BNDES raised BRL6.9 billion (USD1.2 billion) from the placement of its full 11% stake in pulp and paper firm Suzano: on 1 October, it sold 150.2 million shares at BRL46 each. The sale forms part of the Brazilian development bank's wider asset disposal program, with it having placed holdings in Vale, Petrobras and Marfrig previously (with the Petrobras block having raised USD5.2 billion in February).
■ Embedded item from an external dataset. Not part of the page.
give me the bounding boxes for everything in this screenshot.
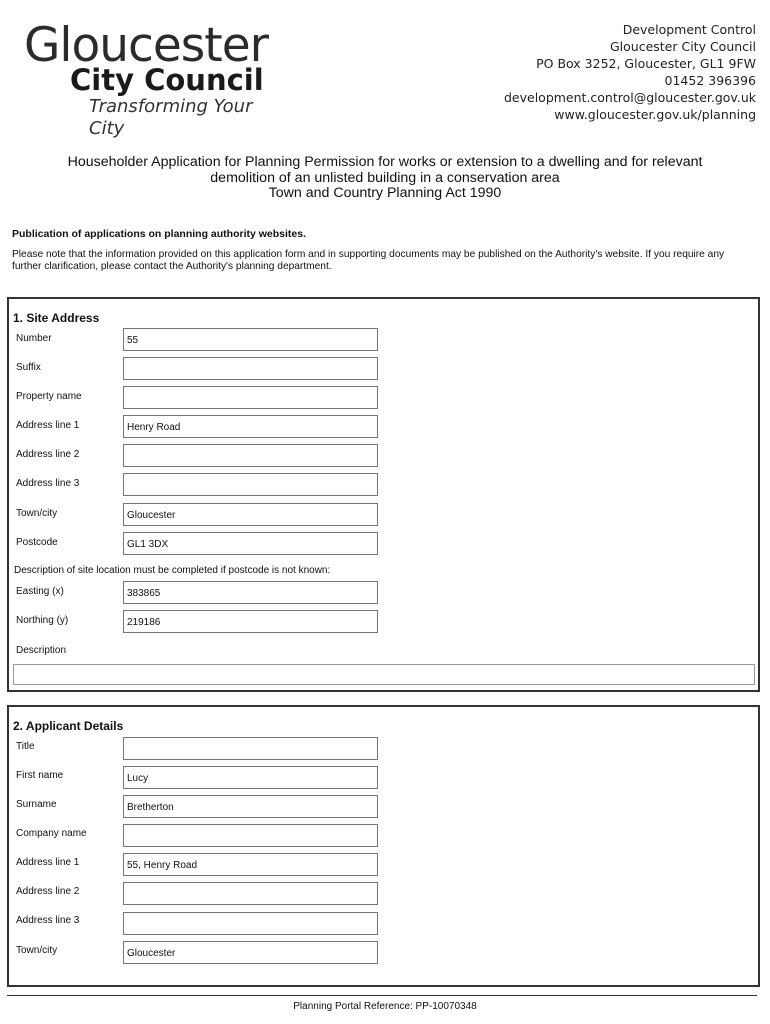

Kazakh financial group Kaspi - which owns Kazakhstan's leading retail bank with a 32% share of retail loans in 2019 using a largely digital platform- has started pre-marketing for a GDR listing in London seeking to sell USD550 million equivalent on behalf of existing shareholders. The deal is reported to have been underpinned by interest from several large funds, suggesting the deal has a strong likelihood of successful completion: the firm withdrew a prior attempted sale in 2019. If successful, the deal would be the first Kazakh share sale in London since AO Alliance Bank in 2007.
Outlook and implications
The Bahamas will provide an interesting test of market appetite for Caribbean debt risk. Like its peers in the region, it faces a challenging upward trend in its debt stock, and multiple adverse factors impacting its government deficit in 2020 and thereafter.
The planned sale of debt by Turkey's sovereign wealth fund is also likely to prove testing, given the country's unconventional monetary policy (at least until recently) and growing political risks relating to Turkey, including its involvement in several regional military conflicts.
Market developments indicate a mixed risk environment. The multiple successful hybrid deals completed in the last week, notably that for ENI, Italy's largest hybrid to date, indicate continues appetite for riskier, long-duration assets. Similarly, Egypt and Bahrain have completed successful issuance in recent weeks, showing healthy demand for riskier MENA sovereign risk assets. Counterbalancing this, several Latin American deals have now been pulled on grounds of adverse market conditions and price sensitivity, without necessarily also having adverse credit fundamentals.
Within equity markets, BNDES's latest asset sale is a positive indicator, both for the scope to complete large deals in a more testing market environment and for both the bank and Brazil's fiscal position, showing continuing scope to raise funds through indirect privatization.